Lynley indicó con un gesto de la cabeza a Havers que se acomodara en una segunda silla, en tanto él permanecía de pie. Eligió un punto cercano a una hermosa cómoda de madera dura, desde el que podía observar a sus anchas el rostro de Gabriel.
– Hábleme de Gowan -dijo.
La sargento pasó las páginas de su bloc.
– Siempre pensé que mi madre hablaba como la policía -fue la cansada respuesta de Gabriel-. Veo que estaba en lo cierto -se frotó la nuca como para desentumecerla, se enderezó en la silla y tomó el reloj despertador de la mesilla de noche.
»Me lo regaló mi hijo. Fíjense en este objeto absurdo. Ni siquiera marca ya la hora exacta, pero no he sido capaz de tirarlo a la basura. Es lo que yo llamo devoción paternal. Mamá diría que es complejo de culpa.
– Tuvieron una discusión en la biblioteca a última hora de la tarde.
– Es cierto -rió despectivamente Gabriel-. Según parece, Gowan creía que me había dedicado a saborear un par de buenas cualidades de Mary Agnes. No le gustó nada.
– ¿Lo hizo usted?
– Por Dios, ahora me recuerda a mi ex esposa.
– Vaya. Sin embargo, no ha respondido a mi pregunta.
– Hablé con la chica -le replicó Gabriel-. Eso es todo.
– ¿Cuándo?
– No lo sé. Ayer, en algún momento. Al poco de llegar. Yo estaba deshaciendo las maletas cuando llamó a la puerta, en teoría para entregarme toallas limpias que no necesitaba. Se quedó a charlar el rato suficiente para descubrir si yo conocía a alguno de los actores que se disputan encarnizadamente el primer puesto de su lista de maridos idóneos. -Gabriel aguardó con aire beligerante, pero continuó al no producirse una nueva pregunta-. ¡Está bien, está bien! Puede que la haya sobado un poco, es probable que la besara. No lo sé. -¿Puede que la haya sobado? ¿No sabe si la besó? -No le prestaba atención, inspector. Ignoraba que debería dar cuenta de todos mis segundos a la policía de Londres.

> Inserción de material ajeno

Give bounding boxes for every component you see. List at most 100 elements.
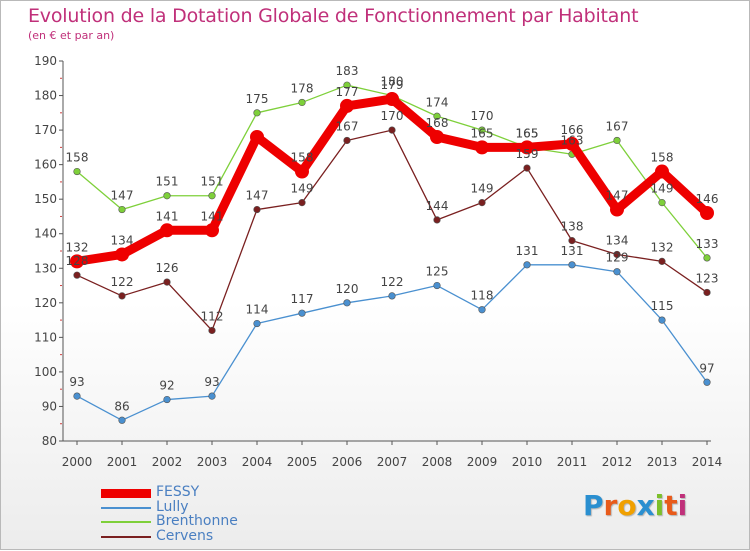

– Habla como si sobar y besar fueran actos reflejos -señaló Lynley con impasible cortesía-. ¿Qué necesita para recordar su comportamiento? ¿Seducción completa, intento de violación?
– ¡Está bien! ¡Ella se moría de ganas! Pero no maté al chico después.
– ¿Después de qué?
Gabriel tuvo la lucidez de parecer, al menos, inquieto.

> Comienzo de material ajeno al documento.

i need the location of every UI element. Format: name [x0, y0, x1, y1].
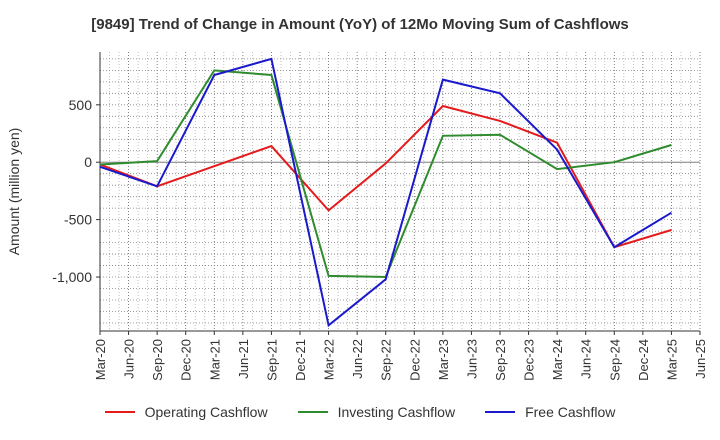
- y-tick-label: -500: [64, 212, 92, 228]
- legend-label-operating: Operating Cashflow: [144, 404, 268, 420]
- x-tick-label: Mar-23: [436, 339, 451, 380]
- chart-legend: Operating Cashflow Investing Cashflow Fr…: [0, 404, 720, 420]
- y-tick-label: 0: [84, 154, 92, 170]
- x-tick-label: Sep-24: [607, 339, 622, 381]
- x-tick-label: Mar-24: [550, 339, 565, 380]
- x-tick-label: Jun-21: [236, 339, 251, 379]
- x-tick-label: Sep-23: [493, 339, 508, 381]
- x-tick-label: Jun-22: [350, 339, 365, 379]
- legend-item-operating: Operating Cashflow: [104, 404, 268, 420]
- x-tick-label: Mar-22: [322, 339, 337, 380]
- x-tick-label: Jun-20: [122, 339, 137, 379]
- legend-swatch-investing: [297, 411, 328, 413]
- x-tick-label: Sep-20: [150, 339, 165, 381]
- y-tick-label: -1,000: [52, 269, 92, 285]
- legend-swatch-free: [485, 411, 516, 413]
- x-tick-label: Dec-24: [636, 339, 651, 381]
- x-tick-label: Jun-25: [693, 339, 708, 379]
- y-axis-title: Amount (million yen): [6, 128, 22, 256]
- series-line-operating-cashflow: [99, 104, 672, 249]
- chart-title: [9849] Trend of Change in Amount (YoY) o…: [91, 16, 629, 33]
- x-tick-label: Mar-25: [664, 339, 679, 380]
- legend-item-investing: Investing Cashflow: [297, 404, 456, 420]
- x-tick-label: Dec-21: [293, 339, 308, 381]
- series-line-free-cashflow: [99, 57, 672, 328]
- x-tick-label: Jun-23: [464, 339, 479, 379]
- x-tick-label: Sep-22: [379, 339, 394, 381]
- legend-swatch-operating: [104, 411, 135, 413]
- x-tick-label: Mar-20: [93, 339, 108, 380]
- x-tick-label: Sep-21: [264, 339, 279, 381]
- x-tick-label: Dec-22: [407, 339, 422, 381]
- y-tick-label: 500: [69, 97, 93, 113]
- legend-label-free: Free Cashflow: [525, 404, 616, 420]
- legend-label-investing: Investing Cashflow: [337, 404, 456, 420]
- x-tick-label: Mar-21: [207, 339, 222, 380]
- x-tick-label: Jun-24: [579, 339, 594, 379]
- legend-item-free: Free Cashflow: [485, 404, 615, 420]
- x-tick-label: Dec-23: [522, 339, 537, 381]
- x-tick-label: Dec-20: [179, 339, 194, 381]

– Dios mío, sólo la magreé. Quizá le metí la mano debajo de la falda, pero no me la llevé a la cama.
– Entonces no, al menos.
– ¡De ninguna manera! ¡Pregúnteselo a ella! Le dirá lo mismo que yo -se apretó los dedos contra las sienes, buscando alivio al dolor. Su cara, contusionada tras la escaramuza con Gowan, reflejaba agotamiento-. Escuche, no sabía que Gowan tenía el ojo puesto en la chica. Ni siquiera le había visto. No sabía que existía. En lo que a mí concierne, podía quedarse con la chica. Por Dios, si ni siquiera protestó. Le hubiera resultado difícil, porque estaba haciendo todo lo posible por disfrutar.
Un cierto orgullo, el que suelen exhibir los hombres aficionados a comentar sus conquistas sexuales, vibraba en la última frase del actor. Por pueril que la supuesta seducción parezca a los demás, el que habla siempre satisface algún deseo indefinido. Lynley se preguntó cuál era el de Gabriel.
– Hábleme de anoche -dijo.
– No tengo nada que decir. Tomé una copa en la biblioteca. Hablé con Irene. Después me fui a la cama.